Setelah memeriksa ruang tamu dan perpustakaan, aku mengerutkan kening ketika tidak melihat Gideon di mana pun. Di mana dia? Apa sudah pergi bekerja?

Setelah memeriksa beberapa kamar lagi, aku menjadi terengah-engah; kastil itu sangat besar dan ada perbedaan besar antara satu kamar dan kamar berikutnya, yang membuatku terengah-engah setelah memeriksa enam kamar.

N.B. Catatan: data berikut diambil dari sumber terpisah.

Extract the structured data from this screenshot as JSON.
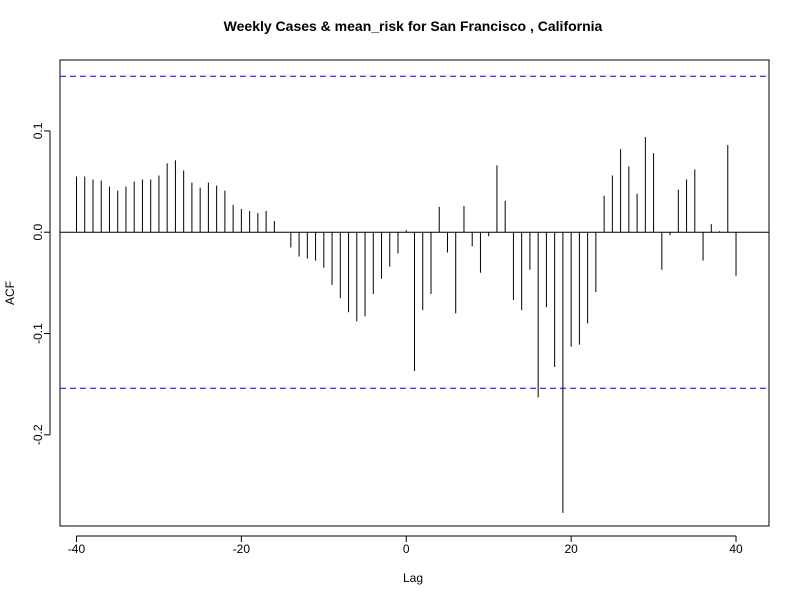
{
  "chart_data": {
    "type": "bar",
    "title": "Weekly Cases & mean_risk for San Francisco , California",
    "xlabel": "Lag",
    "ylabel": "ACF",
    "xlim": [
      -42,
      44
    ],
    "ylim": [
      -0.29,
      0.17
    ],
    "x_ticks": [
      -40,
      -20,
      0,
      20,
      40
    ],
    "x_tick_labels": [
      "-40",
      "-20",
      "0",
      "20",
      "40"
    ],
    "y_ticks": [
      -0.2,
      -0.1,
      0.0,
      0.1
    ],
    "y_tick_labels": [
      "-0.2",
      "-0.1",
      "0.0",
      "0.1"
    ],
    "confidence_bounds": [
      0.154,
      -0.154
    ],
    "confidence_line_color": "#0000ff",
    "bar_color": "#000000",
    "zero_line": true,
    "grid": false,
    "x": [
      -40,
      -39,
      -38,
      -37,
      -36,
      -35,
      -34,
      -33,
      -32,
      -31,
      -30,
      -29,
      -28,
      -27,
      -26,
      -25,
      -24,
      -23,
      -22,
      -21,
      -20,
      -19,
      -18,
      -17,
      -16,
      -15,
      -14,
      -13,
      -12,
      -11,
      -10,
      -9,
      -8,
      -7,
      -6,
      -5,
      -4,
      -3,
      -2,
      -1,
      0,
      1,
      2,
      3,
      4,
      5,
      6,
      7,
      8,
      9,
      10,
      11,
      12,
      13,
      14,
      15,
      16,
      17,
      18,
      19,
      20,
      21,
      22,
      23,
      24,
      25,
      26,
      27,
      28,
      29,
      30,
      31,
      32,
      33,
      34,
      35,
      36,
      37,
      38,
      39,
      40
    ],
    "values": [
      0.055,
      0.055,
      0.052,
      0.051,
      0.045,
      0.041,
      0.045,
      0.05,
      0.052,
      0.052,
      0.056,
      0.068,
      0.071,
      0.061,
      0.049,
      0.044,
      0.049,
      0.046,
      0.041,
      0.027,
      0.023,
      0.021,
      0.019,
      0.021,
      0.011,
      0.0,
      -0.015,
      -0.024,
      -0.026,
      -0.028,
      -0.035,
      -0.052,
      -0.065,
      -0.079,
      -0.088,
      -0.083,
      -0.061,
      -0.046,
      -0.034,
      -0.021,
      0.002,
      -0.137,
      -0.077,
      -0.061,
      0.025,
      -0.02,
      -0.08,
      0.026,
      -0.014,
      -0.04,
      -0.004,
      0.066,
      0.031,
      -0.067,
      -0.077,
      -0.037,
      -0.163,
      -0.074,
      -0.133,
      -0.277,
      -0.113,
      -0.111,
      -0.09,
      -0.059,
      0.036,
      0.056,
      0.082,
      0.065,
      0.038,
      0.094,
      0.078,
      -0.037,
      -0.003,
      0.042,
      0.052,
      0.062,
      -0.028,
      0.008,
      0.001,
      0.086,
      -0.043
    ]
  }
}
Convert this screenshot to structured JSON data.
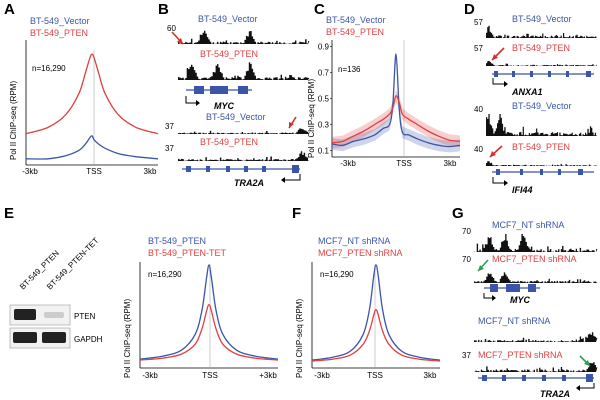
{
  "colors": {
    "blue": "#3b55a8",
    "red": "#e04040",
    "green": "#2e9e4f",
    "black": "#111111",
    "grey": "#aaaaaa",
    "band": "#222222"
  },
  "panels": {
    "A": {
      "letter": "A",
      "legend": [
        "BT-549_Vector",
        "BT-549_PTEN"
      ],
      "n": "n=16,290"
    },
    "B": {
      "letter": "B",
      "track1": {
        "label": "BT-549_Vector",
        "scale": "60"
      },
      "track2": {
        "label": "BT-549_PTEN",
        "scale": ""
      },
      "gene1": "MYC",
      "track3": {
        "label": "BT-549_Vector",
        "scale": "37"
      },
      "track4": {
        "label": "BT-549_PTEN",
        "scale": "37"
      },
      "gene2": "TRA2A"
    },
    "C": {
      "letter": "C",
      "legend": [
        "BT-549_Vector",
        "BT-549_PTEN"
      ],
      "n": "n=136"
    },
    "D": {
      "letter": "D",
      "track1": {
        "label": "BT-549_Vector",
        "scale": "57"
      },
      "track2": {
        "label": "BT-549_PTEN",
        "scale": "57"
      },
      "gene1": "ANXA1",
      "track3": {
        "label": "BT-549_Vector",
        "scale": "40"
      },
      "track4": {
        "label": "BT-549_PTEN",
        "scale": "40"
      },
      "gene2": "IFI44"
    },
    "E": {
      "letter": "E",
      "legend": [
        "BT-549_PTEN",
        "BT-549_PTEN-TET"
      ],
      "n": "n=16,290",
      "blot_lanes": [
        "BT-549_PTEN",
        "BT-549_PTEN-TET"
      ],
      "blot_bands": [
        "PTEN",
        "GAPDH"
      ]
    },
    "F": {
      "letter": "F",
      "legend": [
        "MCF7_NT shRNA",
        "MCF7_PTEN shRNA"
      ],
      "n": "n=16,290"
    },
    "G": {
      "letter": "G",
      "track1": {
        "label": "MCF7_NT shRNA",
        "scale": "70"
      },
      "track2": {
        "label": "MCF7_PTEN shRNA",
        "scale": "70"
      },
      "gene1": "MYC",
      "track3": {
        "label": "MCF7_NT shRNA",
        "scale": ""
      },
      "track4": {
        "label": "MCF7_PTEN shRNA",
        "scale": "37"
      },
      "gene2": "TRA2A"
    }
  },
  "chart_data": [
    {
      "panel": "A",
      "type": "line",
      "title": "",
      "ylabel": "Pol II ChIP-seq (RPM)",
      "categories": [
        "-3kb",
        "TSS",
        "3kb"
      ],
      "series": [
        {
          "name": "BT-549_Vector",
          "color": "blue",
          "x": [
            -3000,
            -2000,
            -1200,
            -600,
            -300,
            -100,
            0,
            100,
            300,
            600,
            1200,
            2000,
            3000
          ],
          "values": [
            0.0,
            0.0,
            0.03,
            0.08,
            0.14,
            0.2,
            0.22,
            0.18,
            0.14,
            0.1,
            0.05,
            0.02,
            0.0
          ]
        },
        {
          "name": "BT-549_PTEN",
          "color": "red",
          "x": [
            -3000,
            -2000,
            -1200,
            -600,
            -300,
            -100,
            0,
            100,
            300,
            600,
            1200,
            2000,
            3000
          ],
          "values": [
            0.24,
            0.3,
            0.42,
            0.62,
            0.82,
            0.96,
            1.0,
            0.96,
            0.82,
            0.62,
            0.42,
            0.3,
            0.24
          ]
        }
      ]
    },
    {
      "panel": "C",
      "type": "line",
      "ylabel": "Pol II ChIP-seq (RPM)",
      "categories": [
        "-3kb",
        "TSS",
        "3kb"
      ],
      "yticks": [
        "0.1",
        "0.3",
        "0.5",
        "0.7",
        "0.9"
      ],
      "ylim": [
        0.05,
        0.95
      ],
      "series": [
        {
          "name": "BT-549_Vector",
          "color": "blue",
          "x": [
            -3000,
            -2500,
            -2000,
            -1500,
            -1000,
            -600,
            -300,
            -150,
            0,
            150,
            300,
            600,
            1000,
            1500,
            2000,
            2500,
            3000
          ],
          "values": [
            0.15,
            0.14,
            0.17,
            0.19,
            0.22,
            0.27,
            0.3,
            0.45,
            0.84,
            0.42,
            0.24,
            0.22,
            0.19,
            0.16,
            0.14,
            0.13,
            0.14
          ]
        },
        {
          "name": "BT-549_PTEN",
          "color": "red",
          "x": [
            -3000,
            -2500,
            -2000,
            -1500,
            -1000,
            -600,
            -300,
            -150,
            0,
            150,
            300,
            600,
            1000,
            1500,
            2000,
            2500,
            3000
          ],
          "values": [
            0.16,
            0.17,
            0.21,
            0.25,
            0.3,
            0.34,
            0.38,
            0.43,
            0.52,
            0.47,
            0.38,
            0.34,
            0.3,
            0.25,
            0.21,
            0.18,
            0.17
          ]
        }
      ]
    },
    {
      "panel": "E",
      "type": "line",
      "ylabel": "Pol II ChIP-seq (RPM)",
      "categories": [
        "-3kb",
        "TSS",
        "+3kb"
      ],
      "series": [
        {
          "name": "BT-549_PTEN",
          "color": "blue",
          "x": [
            -3000,
            -2000,
            -1200,
            -600,
            -300,
            -100,
            0,
            100,
            300,
            600,
            1200,
            2000,
            3000
          ],
          "values": [
            0.05,
            0.08,
            0.14,
            0.3,
            0.55,
            0.88,
            1.0,
            0.88,
            0.55,
            0.3,
            0.14,
            0.08,
            0.05
          ]
        },
        {
          "name": "BT-549_PTEN-TET",
          "color": "red",
          "x": [
            -3000,
            -2000,
            -1200,
            -600,
            -300,
            -100,
            0,
            100,
            300,
            600,
            1200,
            2000,
            3000
          ],
          "values": [
            0.04,
            0.06,
            0.1,
            0.2,
            0.36,
            0.54,
            0.6,
            0.54,
            0.36,
            0.2,
            0.1,
            0.06,
            0.04
          ]
        }
      ]
    },
    {
      "panel": "F",
      "type": "line",
      "ylabel": "Pol II ChIP-seq (RPM)",
      "categories": [
        "-3kb",
        "TSS",
        "3kb"
      ],
      "series": [
        {
          "name": "MCF7_NT shRNA",
          "color": "blue",
          "x": [
            -3000,
            -2000,
            -1200,
            -600,
            -300,
            -100,
            0,
            100,
            300,
            600,
            1200,
            2000,
            3000
          ],
          "values": [
            0.04,
            0.07,
            0.13,
            0.3,
            0.56,
            0.9,
            1.0,
            0.9,
            0.56,
            0.3,
            0.13,
            0.07,
            0.04
          ]
        },
        {
          "name": "MCF7_PTEN shRNA",
          "color": "red",
          "x": [
            -3000,
            -2000,
            -1200,
            -600,
            -300,
            -100,
            0,
            100,
            300,
            600,
            1200,
            2000,
            3000
          ],
          "values": [
            0.03,
            0.05,
            0.09,
            0.2,
            0.34,
            0.5,
            0.55,
            0.5,
            0.34,
            0.2,
            0.09,
            0.05,
            0.03
          ]
        }
      ]
    }
  ]
}
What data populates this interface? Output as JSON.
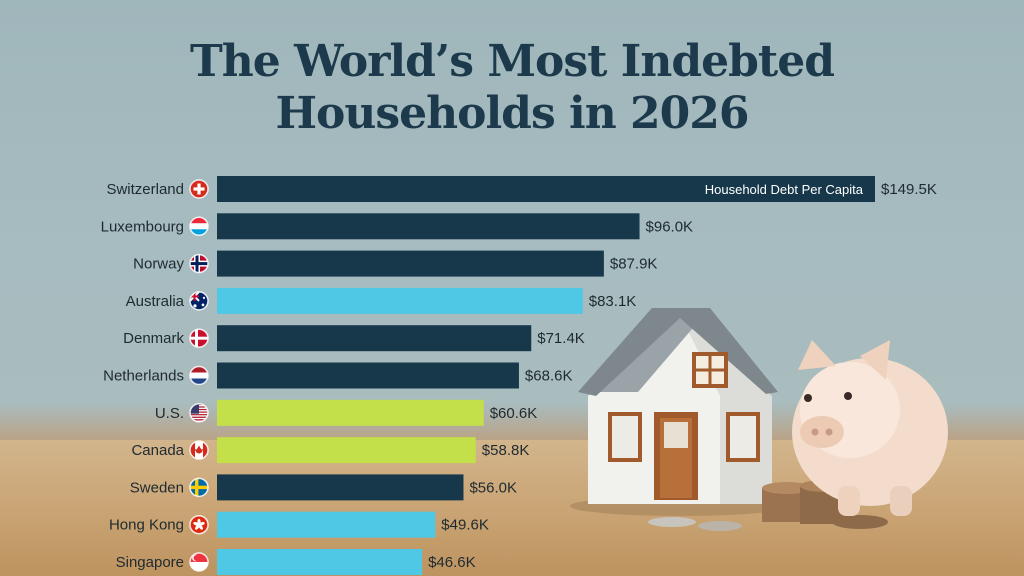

Aku bertanya-tanya berapa banyak kamar di kastil raksasa ini. Dan berapa lama waktu yang diperlukan untuk menjelajahi semuanya? Setahun? Mungkin lebih? Jika itu akan memakan waktu lebih dari setahun, maka aku yakin tidak akan bisa melihat semuanya.

Setelah menemukan kamar tidur keenam kosong dan suamiku tidak tampak, aku menyerah lalu keluar dari kamar, berencana untuk kembali ke kamarku, dan saat itulah aku tersadar dan bingung harus ke arah mana yang menuju kamarku.

Aku menoleh ke kiri dan ke kanan untuk melihat apakah dapat mengingat arah kamar tidurku, tetapi sepertinya ingatan jangka pendekku ikut bertingkah karena aku tidak tahu dari arah mana aku datang. Sebelumnya aku baik-baik saja dan sekarang benar-benar tersesat, setelah berada di sini hanya beberapa jam.

Di saat-saat seperti inilah aku berharap diberkati dengan kecerdasan spasial, tetapi tidak, Tuhan memilih untuk memberkatiku dengan satu sifat buruk.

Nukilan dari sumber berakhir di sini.